We think of the desert as a barren, hostile environment. It’s become synonymous with heat and sand. There is precious little water to be found, which results in a dearth of plant and animal life. What does live there is adapted for the climate, which often means it’s as dangerous as its environment.
Not all deserts fit that image, however. The only thing that defines a desert is the lack of precipitation. In the real world, the two largest deserts are in Antarctica and the Arctic. There are polar deserts, coastal deserts, and deserts on mountaintops. The deficiency of water does result in a marked lack of living things, but each presents it own challenges.
An adventurer will find opportunities. Survival becomes more complicated than killing things and taking their treasure.

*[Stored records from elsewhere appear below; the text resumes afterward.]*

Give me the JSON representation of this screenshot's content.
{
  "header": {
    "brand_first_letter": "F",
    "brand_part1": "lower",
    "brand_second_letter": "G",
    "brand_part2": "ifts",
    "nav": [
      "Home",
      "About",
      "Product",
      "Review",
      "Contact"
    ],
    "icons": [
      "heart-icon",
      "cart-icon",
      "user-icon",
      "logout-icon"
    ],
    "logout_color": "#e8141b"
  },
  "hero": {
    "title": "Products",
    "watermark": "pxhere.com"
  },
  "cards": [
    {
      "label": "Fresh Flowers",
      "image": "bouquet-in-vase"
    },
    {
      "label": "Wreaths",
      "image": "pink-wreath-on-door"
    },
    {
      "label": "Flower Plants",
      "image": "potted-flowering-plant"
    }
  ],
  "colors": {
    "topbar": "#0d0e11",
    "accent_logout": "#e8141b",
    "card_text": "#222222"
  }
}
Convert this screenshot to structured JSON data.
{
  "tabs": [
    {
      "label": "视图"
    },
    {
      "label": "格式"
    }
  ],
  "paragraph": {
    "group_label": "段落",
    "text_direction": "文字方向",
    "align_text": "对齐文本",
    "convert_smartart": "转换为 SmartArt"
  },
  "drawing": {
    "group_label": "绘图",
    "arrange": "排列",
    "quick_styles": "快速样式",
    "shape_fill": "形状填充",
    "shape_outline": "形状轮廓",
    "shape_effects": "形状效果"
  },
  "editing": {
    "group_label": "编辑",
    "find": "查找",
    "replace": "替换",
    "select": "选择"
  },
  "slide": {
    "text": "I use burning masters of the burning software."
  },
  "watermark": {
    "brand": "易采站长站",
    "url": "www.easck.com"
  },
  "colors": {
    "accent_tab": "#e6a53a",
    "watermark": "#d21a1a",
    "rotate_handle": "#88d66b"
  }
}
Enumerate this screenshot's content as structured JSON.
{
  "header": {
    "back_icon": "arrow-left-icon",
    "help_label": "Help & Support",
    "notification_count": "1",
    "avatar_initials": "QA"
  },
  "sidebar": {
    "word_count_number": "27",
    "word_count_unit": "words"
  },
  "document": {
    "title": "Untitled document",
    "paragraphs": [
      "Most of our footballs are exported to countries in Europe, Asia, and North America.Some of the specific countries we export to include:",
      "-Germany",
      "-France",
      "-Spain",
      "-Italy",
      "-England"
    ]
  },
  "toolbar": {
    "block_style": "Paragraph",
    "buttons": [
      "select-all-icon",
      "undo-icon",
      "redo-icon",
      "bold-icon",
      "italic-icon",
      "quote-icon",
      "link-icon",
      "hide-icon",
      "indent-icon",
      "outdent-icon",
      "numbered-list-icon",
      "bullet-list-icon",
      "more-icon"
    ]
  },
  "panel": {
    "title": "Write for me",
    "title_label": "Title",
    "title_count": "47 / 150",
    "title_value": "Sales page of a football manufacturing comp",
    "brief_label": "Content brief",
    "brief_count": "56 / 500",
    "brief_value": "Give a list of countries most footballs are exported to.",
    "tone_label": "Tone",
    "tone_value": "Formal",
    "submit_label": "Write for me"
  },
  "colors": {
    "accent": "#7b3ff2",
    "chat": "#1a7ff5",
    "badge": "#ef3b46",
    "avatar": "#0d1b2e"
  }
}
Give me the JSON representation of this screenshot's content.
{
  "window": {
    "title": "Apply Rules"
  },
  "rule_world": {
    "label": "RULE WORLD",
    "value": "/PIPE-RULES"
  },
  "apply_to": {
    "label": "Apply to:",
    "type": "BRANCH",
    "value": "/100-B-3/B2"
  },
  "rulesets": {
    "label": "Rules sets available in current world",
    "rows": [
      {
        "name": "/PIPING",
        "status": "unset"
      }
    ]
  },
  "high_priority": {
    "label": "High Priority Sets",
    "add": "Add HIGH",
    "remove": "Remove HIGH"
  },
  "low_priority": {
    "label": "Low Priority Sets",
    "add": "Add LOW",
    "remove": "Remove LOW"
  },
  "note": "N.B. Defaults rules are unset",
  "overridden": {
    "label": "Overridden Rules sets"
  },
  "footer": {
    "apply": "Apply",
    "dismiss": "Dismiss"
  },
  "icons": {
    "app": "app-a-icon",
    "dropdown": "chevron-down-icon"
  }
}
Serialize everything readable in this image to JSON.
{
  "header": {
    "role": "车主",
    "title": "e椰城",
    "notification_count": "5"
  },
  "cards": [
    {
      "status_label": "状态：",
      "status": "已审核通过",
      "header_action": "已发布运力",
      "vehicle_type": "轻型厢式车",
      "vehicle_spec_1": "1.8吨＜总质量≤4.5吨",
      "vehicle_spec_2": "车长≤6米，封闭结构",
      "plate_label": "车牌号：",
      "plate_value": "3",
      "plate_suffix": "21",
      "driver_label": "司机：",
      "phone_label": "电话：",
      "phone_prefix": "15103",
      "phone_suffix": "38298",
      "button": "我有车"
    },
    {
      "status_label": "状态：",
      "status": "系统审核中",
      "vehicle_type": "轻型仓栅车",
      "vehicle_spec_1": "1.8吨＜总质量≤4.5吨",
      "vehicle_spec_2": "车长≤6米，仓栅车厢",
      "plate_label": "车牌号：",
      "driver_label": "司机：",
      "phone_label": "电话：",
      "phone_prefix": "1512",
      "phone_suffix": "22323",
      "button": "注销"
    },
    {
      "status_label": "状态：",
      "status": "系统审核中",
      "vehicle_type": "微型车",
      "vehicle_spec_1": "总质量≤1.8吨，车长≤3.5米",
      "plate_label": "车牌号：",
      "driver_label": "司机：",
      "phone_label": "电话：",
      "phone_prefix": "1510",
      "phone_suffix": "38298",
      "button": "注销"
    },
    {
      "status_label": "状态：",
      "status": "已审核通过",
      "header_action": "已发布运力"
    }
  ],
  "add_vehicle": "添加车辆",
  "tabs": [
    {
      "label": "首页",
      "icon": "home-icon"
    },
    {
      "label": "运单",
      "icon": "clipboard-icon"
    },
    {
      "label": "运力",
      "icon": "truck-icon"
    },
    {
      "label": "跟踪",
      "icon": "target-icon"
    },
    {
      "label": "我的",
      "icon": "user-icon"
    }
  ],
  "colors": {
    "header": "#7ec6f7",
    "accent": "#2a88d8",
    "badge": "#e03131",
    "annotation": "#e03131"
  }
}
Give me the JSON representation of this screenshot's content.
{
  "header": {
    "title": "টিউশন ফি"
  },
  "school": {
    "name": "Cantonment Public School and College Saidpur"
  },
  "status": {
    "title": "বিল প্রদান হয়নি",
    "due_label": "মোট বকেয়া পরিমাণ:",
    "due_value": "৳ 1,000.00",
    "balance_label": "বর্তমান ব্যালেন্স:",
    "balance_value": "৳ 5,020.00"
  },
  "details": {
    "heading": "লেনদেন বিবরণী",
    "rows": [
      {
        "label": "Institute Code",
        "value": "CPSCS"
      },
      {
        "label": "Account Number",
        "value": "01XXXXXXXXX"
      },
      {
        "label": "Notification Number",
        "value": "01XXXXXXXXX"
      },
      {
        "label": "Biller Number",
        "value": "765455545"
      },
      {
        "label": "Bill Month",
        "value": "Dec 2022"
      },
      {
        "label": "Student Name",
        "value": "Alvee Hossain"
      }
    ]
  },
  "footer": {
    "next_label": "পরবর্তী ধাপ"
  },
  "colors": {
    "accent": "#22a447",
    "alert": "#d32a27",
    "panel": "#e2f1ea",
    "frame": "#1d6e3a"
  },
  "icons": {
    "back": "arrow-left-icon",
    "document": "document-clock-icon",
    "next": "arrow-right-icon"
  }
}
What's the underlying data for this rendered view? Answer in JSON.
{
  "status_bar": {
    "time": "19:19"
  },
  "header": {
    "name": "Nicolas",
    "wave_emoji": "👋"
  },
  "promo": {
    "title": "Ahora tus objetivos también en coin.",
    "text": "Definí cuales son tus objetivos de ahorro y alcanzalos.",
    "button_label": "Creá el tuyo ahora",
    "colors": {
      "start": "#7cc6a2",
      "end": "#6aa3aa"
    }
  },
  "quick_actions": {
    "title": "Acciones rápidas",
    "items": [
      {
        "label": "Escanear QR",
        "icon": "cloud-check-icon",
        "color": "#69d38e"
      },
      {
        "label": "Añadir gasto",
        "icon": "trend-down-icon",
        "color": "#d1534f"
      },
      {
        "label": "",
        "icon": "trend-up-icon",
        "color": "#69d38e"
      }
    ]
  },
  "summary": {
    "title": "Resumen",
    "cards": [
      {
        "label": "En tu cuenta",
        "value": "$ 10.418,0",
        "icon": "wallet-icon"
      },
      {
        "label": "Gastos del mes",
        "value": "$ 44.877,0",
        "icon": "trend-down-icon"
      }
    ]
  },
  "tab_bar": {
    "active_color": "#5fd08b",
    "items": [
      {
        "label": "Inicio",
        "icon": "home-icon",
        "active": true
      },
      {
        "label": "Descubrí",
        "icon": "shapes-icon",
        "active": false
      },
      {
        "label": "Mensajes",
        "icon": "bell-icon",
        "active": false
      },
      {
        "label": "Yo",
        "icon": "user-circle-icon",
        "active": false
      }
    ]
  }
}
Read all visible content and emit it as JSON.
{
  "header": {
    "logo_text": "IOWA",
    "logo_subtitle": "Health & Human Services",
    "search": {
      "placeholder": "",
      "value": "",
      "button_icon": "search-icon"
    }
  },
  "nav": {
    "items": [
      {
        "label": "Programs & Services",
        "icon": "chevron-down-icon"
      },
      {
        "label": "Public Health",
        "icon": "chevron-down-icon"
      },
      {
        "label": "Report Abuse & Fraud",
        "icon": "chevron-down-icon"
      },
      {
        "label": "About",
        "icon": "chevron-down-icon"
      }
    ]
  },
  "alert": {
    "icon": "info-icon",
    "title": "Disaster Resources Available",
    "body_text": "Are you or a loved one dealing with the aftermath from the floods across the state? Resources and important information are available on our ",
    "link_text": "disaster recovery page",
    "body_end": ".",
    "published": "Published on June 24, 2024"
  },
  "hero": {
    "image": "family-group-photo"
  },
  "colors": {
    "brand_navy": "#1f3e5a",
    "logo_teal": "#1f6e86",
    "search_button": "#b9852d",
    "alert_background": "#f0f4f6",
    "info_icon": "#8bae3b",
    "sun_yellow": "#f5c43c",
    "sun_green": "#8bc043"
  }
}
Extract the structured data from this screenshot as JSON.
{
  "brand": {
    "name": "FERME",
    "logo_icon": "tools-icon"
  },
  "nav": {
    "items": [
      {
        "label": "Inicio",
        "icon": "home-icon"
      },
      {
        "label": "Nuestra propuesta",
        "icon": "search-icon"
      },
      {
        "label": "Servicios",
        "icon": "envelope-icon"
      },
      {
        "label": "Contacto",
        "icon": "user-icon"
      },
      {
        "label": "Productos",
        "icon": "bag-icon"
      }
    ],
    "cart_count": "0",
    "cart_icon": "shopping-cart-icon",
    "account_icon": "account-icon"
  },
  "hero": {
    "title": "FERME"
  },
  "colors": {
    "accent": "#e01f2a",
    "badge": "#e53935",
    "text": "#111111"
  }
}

Those who live in such terrain have rules and laws and power structures designed to keep them alive. It’s easier to get rich by having necessary skills than through combat, most of the time. A desert requires tactics, social skills, intelligence and a great deal of will.
In this book, we’ll show you how to utilize deserts in your worldbuilding endeavors. You’ll see how it can influence character, setting, and story elements. By the end, you’ll understand how to better utilize seemingly barren realms as essential, useful, and entertaining parts of your campaign.
This book is system-agnostic, usable with the fantasy game of your choice. Most of the information, however, is geared toward the familiar tropes and terminology found in “classic” or “legacy” fantasy roleplaying. In the final section we’ll look at how deserts might affect the mechanics of the Lighthouse System, the universal story game system published by Dancing Lights Press.